Namun esai kecil Lal memang ditulis dengan baik, dengan prosa yang halus dan tulisan tangan yang rapi, sehingga ada alasan mengapa esai tersebut meraih juara pertama.
Lagi pula, seseorang tidak dapat mengharapkan naga muda berusia tujuh atau delapan tahun untuk menghasilkan sebuah mahakarya.
Setelah Lal selesai membaca, dia menatap ayahnya dengan mata berbinar. Meski sempat menusuk ringan lutut ayahnya, tak jadi soal.
Tempat pertama!
Putra sulungnya memenangkan tempat pertama!
Ayah Lal berdiri, memberikan pidato penerimaannya. “Lal, Ayah memang mencintaimu dalam diam. Hari ini, kamu telah membalas budi Ayah dengan esai yang begitu jelas. Bahkan jika lutut Ayah yang lain terluka, itu sepadan!”
Leon mau tidak mau menoleh ke arah pidato yang meledak-ledak itu. Namun, saat dia berbalik, dia bertemu dengan tatapan ayah Lal.
𝐞numa.id
Ayah Lal mencibir dengan nada menghina, seolah dia ingin mengejeknya secara terbuka jika bukan karena suasana kelas.
Kini dia menunjukkan sifat aslinya. Mungkin lebih baik lututnya yang lain patah sesuai keinginan nanti, pikir Leon.

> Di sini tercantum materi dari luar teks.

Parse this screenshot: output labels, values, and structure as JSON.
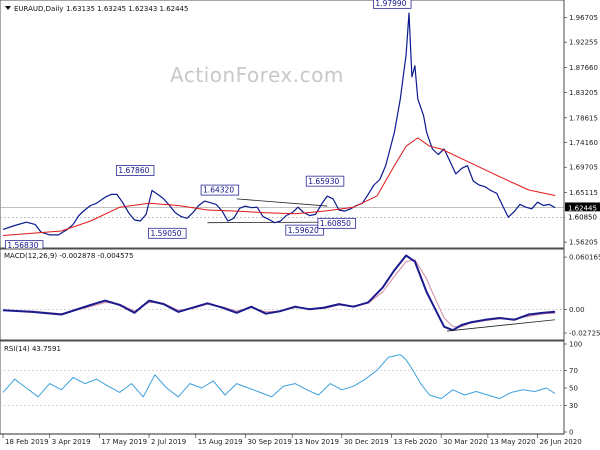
{
  "chart_data": {
    "type": "line",
    "main": {
      "symbol": "EURAUD,Daily",
      "ohlc": "1.63135 1.63245 1.62343 1.62445",
      "watermark": "ActionForex.com",
      "y_ticks": [
        "1.96705",
        "1.92255",
        "1.87660",
        "1.83205",
        "1.78615",
        "1.74160",
        "1.69705",
        "1.65115",
        "1.60660",
        "1.56205"
      ],
      "y_tick_values": [
        1.96705,
        1.92255,
        1.8766,
        1.83205,
        1.78615,
        1.7416,
        1.69705,
        1.65115,
        1.6066,
        1.56205
      ],
      "ylim": [
        1.555,
        1.995
      ],
      "current_price": 1.62445,
      "current_price_label": "1.62445",
      "support_level": 1.6085,
      "support_label": "1.60850",
      "price_series": [
        [
          0,
          1.585
        ],
        [
          4,
          1.592
        ],
        [
          8,
          1.598
        ],
        [
          11,
          1.594
        ],
        [
          13,
          1.58
        ],
        [
          16,
          1.575
        ],
        [
          19,
          1.575
        ],
        [
          22,
          1.585
        ],
        [
          24,
          1.594
        ],
        [
          26,
          1.61
        ],
        [
          28,
          1.62
        ],
        [
          30,
          1.628
        ],
        [
          32,
          1.632
        ],
        [
          35,
          1.643
        ],
        [
          37,
          1.648
        ],
        [
          39,
          1.648
        ],
        [
          41,
          1.633
        ],
        [
          43,
          1.615
        ],
        [
          45,
          1.602
        ],
        [
          47,
          1.6
        ],
        [
          49,
          1.612
        ],
        [
          51,
          1.655
        ],
        [
          53,
          1.648
        ],
        [
          55,
          1.64
        ],
        [
          57,
          1.628
        ],
        [
          59,
          1.615
        ],
        [
          61,
          1.608
        ],
        [
          63,
          1.605
        ],
        [
          65,
          1.615
        ],
        [
          67,
          1.628
        ],
        [
          69,
          1.636
        ],
        [
          71,
          1.633
        ],
        [
          73,
          1.63
        ],
        [
          75,
          1.618
        ],
        [
          77,
          1.6
        ],
        [
          79,
          1.605
        ],
        [
          81,
          1.623
        ],
        [
          83,
          1.627
        ],
        [
          85,
          1.624
        ],
        [
          87,
          1.625
        ],
        [
          89,
          1.608
        ],
        [
          91,
          1.603
        ],
        [
          93,
          1.597
        ],
        [
          95,
          1.6
        ],
        [
          97,
          1.61
        ],
        [
          99,
          1.615
        ],
        [
          101,
          1.625
        ],
        [
          103,
          1.615
        ],
        [
          105,
          1.61
        ],
        [
          107,
          1.612
        ],
        [
          109,
          1.63
        ],
        [
          111,
          1.645
        ],
        [
          113,
          1.64
        ],
        [
          115,
          1.62
        ],
        [
          117,
          1.618
        ],
        [
          119,
          1.622
        ],
        [
          121,
          1.628
        ],
        [
          123,
          1.632
        ],
        [
          125,
          1.648
        ],
        [
          127,
          1.665
        ],
        [
          129,
          1.675
        ],
        [
          131,
          1.7
        ],
        [
          133,
          1.74
        ],
        [
          134,
          1.76
        ],
        [
          136,
          1.82
        ],
        [
          138,
          1.9
        ],
        [
          139,
          1.975
        ],
        [
          140,
          1.86
        ],
        [
          141,
          1.88
        ],
        [
          142,
          1.82
        ],
        [
          144,
          1.79
        ],
        [
          145,
          1.76
        ],
        [
          147,
          1.73
        ],
        [
          149,
          1.72
        ],
        [
          151,
          1.73
        ],
        [
          153,
          1.708
        ],
        [
          155,
          1.685
        ],
        [
          157,
          1.695
        ],
        [
          159,
          1.7
        ],
        [
          161,
          1.672
        ],
        [
          163,
          1.665
        ],
        [
          165,
          1.662
        ],
        [
          167,
          1.655
        ],
        [
          169,
          1.65
        ],
        [
          171,
          1.628
        ],
        [
          173,
          1.607
        ],
        [
          175,
          1.617
        ],
        [
          177,
          1.63
        ],
        [
          179,
          1.625
        ],
        [
          181,
          1.622
        ],
        [
          183,
          1.634
        ],
        [
          185,
          1.628
        ],
        [
          187,
          1.63
        ],
        [
          189,
          1.624
        ]
      ],
      "ma_series": [
        [
          0,
          1.574
        ],
        [
          10,
          1.578
        ],
        [
          20,
          1.582
        ],
        [
          30,
          1.6
        ],
        [
          40,
          1.625
        ],
        [
          50,
          1.632
        ],
        [
          60,
          1.628
        ],
        [
          70,
          1.62
        ],
        [
          80,
          1.618
        ],
        [
          90,
          1.615
        ],
        [
          100,
          1.613
        ],
        [
          110,
          1.618
        ],
        [
          120,
          1.625
        ],
        [
          128,
          1.645
        ],
        [
          134,
          1.7
        ],
        [
          138,
          1.735
        ],
        [
          142,
          1.75
        ],
        [
          146,
          1.735
        ],
        [
          150,
          1.73
        ],
        [
          160,
          1.705
        ],
        [
          170,
          1.68
        ],
        [
          180,
          1.656
        ],
        [
          189,
          1.646
        ]
      ],
      "annotations": [
        {
          "label": "1.97990",
          "x": 139,
          "y": 1.9799
        },
        {
          "label": "1.67860",
          "x": 51,
          "y": 1.6786
        },
        {
          "label": "1.64320",
          "x": 80,
          "y": 1.6432
        },
        {
          "label": "1.65930",
          "x": 116,
          "y": 1.6593
        },
        {
          "label": "1.56830",
          "x": 13,
          "y": 1.5683
        },
        {
          "label": "1.59050",
          "x": 62,
          "y": 1.5905
        },
        {
          "label": "1.59620",
          "x": 109,
          "y": 1.5962
        },
        {
          "label": "1.60850",
          "x": 120,
          "y": 1.6085
        }
      ]
    },
    "macd": {
      "label": "MACD(12,26,9) -0.002878 -0.004575",
      "y_ticks": [
        "0.060165",
        "0.00",
        "-0.02725"
      ],
      "y_tick_values": [
        0.060165,
        0.0,
        -0.02725
      ],
      "ylim": [
        -0.033,
        0.066
      ],
      "macd_series": [
        [
          0,
          -0.001
        ],
        [
          10,
          -0.003
        ],
        [
          20,
          -0.006
        ],
        [
          30,
          0.005
        ],
        [
          35,
          0.01
        ],
        [
          40,
          0.005
        ],
        [
          45,
          -0.004
        ],
        [
          50,
          0.01
        ],
        [
          55,
          0.006
        ],
        [
          60,
          -0.003
        ],
        [
          65,
          0.002
        ],
        [
          70,
          0.007
        ],
        [
          75,
          0.002
        ],
        [
          80,
          -0.004
        ],
        [
          85,
          0.003
        ],
        [
          90,
          -0.005
        ],
        [
          95,
          -0.002
        ],
        [
          100,
          0.003
        ],
        [
          105,
          0.0
        ],
        [
          110,
          0.002
        ],
        [
          115,
          0.006
        ],
        [
          120,
          0.003
        ],
        [
          125,
          0.008
        ],
        [
          130,
          0.025
        ],
        [
          134,
          0.045
        ],
        [
          138,
          0.062
        ],
        [
          141,
          0.055
        ],
        [
          145,
          0.02
        ],
        [
          148,
          0.0
        ],
        [
          151,
          -0.02
        ],
        [
          154,
          -0.024
        ],
        [
          157,
          -0.018
        ],
        [
          160,
          -0.015
        ],
        [
          165,
          -0.012
        ],
        [
          170,
          -0.01
        ],
        [
          175,
          -0.012
        ],
        [
          180,
          -0.006
        ],
        [
          185,
          -0.004
        ],
        [
          189,
          -0.002878
        ]
      ],
      "signal_series": [
        [
          0,
          -0.001
        ],
        [
          10,
          -0.002
        ],
        [
          20,
          -0.005
        ],
        [
          30,
          0.003
        ],
        [
          35,
          0.008
        ],
        [
          40,
          0.006
        ],
        [
          45,
          -0.002
        ],
        [
          50,
          0.008
        ],
        [
          55,
          0.007
        ],
        [
          60,
          -0.001
        ],
        [
          65,
          0.001
        ],
        [
          70,
          0.006
        ],
        [
          75,
          0.003
        ],
        [
          80,
          -0.002
        ],
        [
          85,
          0.002
        ],
        [
          90,
          -0.003
        ],
        [
          95,
          -0.002
        ],
        [
          100,
          0.002
        ],
        [
          105,
          0.001
        ],
        [
          110,
          0.001
        ],
        [
          115,
          0.005
        ],
        [
          120,
          0.004
        ],
        [
          125,
          0.007
        ],
        [
          130,
          0.02
        ],
        [
          134,
          0.038
        ],
        [
          138,
          0.055
        ],
        [
          141,
          0.057
        ],
        [
          145,
          0.035
        ],
        [
          148,
          0.012
        ],
        [
          151,
          -0.01
        ],
        [
          154,
          -0.02
        ],
        [
          157,
          -0.02
        ],
        [
          160,
          -0.016
        ],
        [
          165,
          -0.013
        ],
        [
          170,
          -0.011
        ],
        [
          175,
          -0.011
        ],
        [
          180,
          -0.008
        ],
        [
          185,
          -0.005
        ],
        [
          189,
          -0.004575
        ]
      ]
    },
    "rsi": {
      "label": "RSI(14) 43.7591",
      "y_ticks": [
        "100",
        "70",
        "50",
        "30",
        "0"
      ],
      "y_tick_values": [
        100,
        70,
        50,
        30,
        0
      ],
      "ylim": [
        0,
        100
      ],
      "rsi_series": [
        [
          0,
          45
        ],
        [
          4,
          60
        ],
        [
          8,
          50
        ],
        [
          12,
          40
        ],
        [
          16,
          55
        ],
        [
          20,
          48
        ],
        [
          24,
          62
        ],
        [
          28,
          55
        ],
        [
          32,
          60
        ],
        [
          36,
          52
        ],
        [
          40,
          45
        ],
        [
          44,
          55
        ],
        [
          48,
          40
        ],
        [
          52,
          65
        ],
        [
          56,
          50
        ],
        [
          60,
          40
        ],
        [
          64,
          55
        ],
        [
          68,
          50
        ],
        [
          72,
          58
        ],
        [
          76,
          42
        ],
        [
          80,
          55
        ],
        [
          84,
          50
        ],
        [
          88,
          45
        ],
        [
          92,
          40
        ],
        [
          96,
          52
        ],
        [
          100,
          55
        ],
        [
          104,
          48
        ],
        [
          108,
          42
        ],
        [
          112,
          55
        ],
        [
          116,
          48
        ],
        [
          120,
          52
        ],
        [
          124,
          60
        ],
        [
          128,
          70
        ],
        [
          132,
          85
        ],
        [
          136,
          88
        ],
        [
          138,
          82
        ],
        [
          140,
          72
        ],
        [
          143,
          55
        ],
        [
          146,
          42
        ],
        [
          150,
          38
        ],
        [
          154,
          48
        ],
        [
          158,
          42
        ],
        [
          162,
          46
        ],
        [
          166,
          42
        ],
        [
          170,
          38
        ],
        [
          174,
          45
        ],
        [
          178,
          48
        ],
        [
          182,
          46
        ],
        [
          186,
          50
        ],
        [
          189,
          43.76
        ]
      ]
    },
    "x_axis": {
      "labels": [
        "18 Feb 2019",
        "3 Apr 2019",
        "17 May 2019",
        "2 Jul 2019",
        "15 Aug 2019",
        "30 Sep 2019",
        "13 Nov 2019",
        "30 Dec 2019",
        "13 Feb 2020",
        "30 Mar 2020",
        "13 May 2020",
        "26 Jun 2020"
      ],
      "label_positions": [
        0,
        16,
        33,
        50,
        66,
        83,
        99,
        116,
        133,
        150,
        166,
        183
      ],
      "x_range": [
        0,
        190
      ]
    },
    "colors": {
      "price": "#0b1a8f",
      "ma": "#e01818",
      "macd": "#1b1b8f",
      "signal": "#d08aa4",
      "rsi": "#3ea0dc",
      "grid": "#bfbfbf"
    }
  }
}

Rosvitha menarik lengan baju Leon dan berbisik, “Di luar pandangan, di luar pikiran.”
Leon mengangkat bahu dan menarik pandangannya.
Ayah Lal ingin terus menggoda Leon dan keluarganya, tetapi pada saat itu, wali kelas menyela, “Oh, ngomong-ngomong, esai salah satu siswa tidak ada pada saya, jadi tidak ikut dalam pemeringkatan ini.”
Dengan ucapan itu, perhatian para naga muda dan orang tua mereka di kelas beralih dari ayah Lal kembali ke wali kelas.
Ayah Lal yang tadinya sesumbar berhenti saat mendengar ada pesaing lain.
Adapun Leon, ungkapan “tidak berpartisipasi dalam pemeringkatan” membuatnya samar-samar memikirkan sesuatu. Mungkinkah putrinya yang patuh telah melampaui level naga muda dan tidak lagi termasuk dalam anak-anak?
Benar saja, wali kelas menurunkan pandangannya dan melihat ke arah barisan depan yang paling dekat dengan peron. “Noia, itu kamu.”
Mata Noia, yang sebelumnya dipenuhi kekecewaan, kembali bersinar. “L-lalu di mana esaiku?”
Sebelum wali kelas sempat menjawab, pintu kelas tiba-tiba terbuka.
“Esai Noia K. Melkvi ada di sini!”
Naga tua berambut putih itu mengangkat dua halaman esai itu, usianya sepertinya terlupakan saat dia terengah-engah. Mungkin hanya siswa teladan dari institusinya yang bisa membuatnya begitu bersemangat.
Saat Leon memandang wakil kepala sekolah, dia merasa terkesan:
“Algojo mungkin terlambat, tapi dia tidak pernah melewatkan pertunjukan!”
Di tangannya, mungkin ada alat penyiksaan yang bisa membuat orang berharap mati!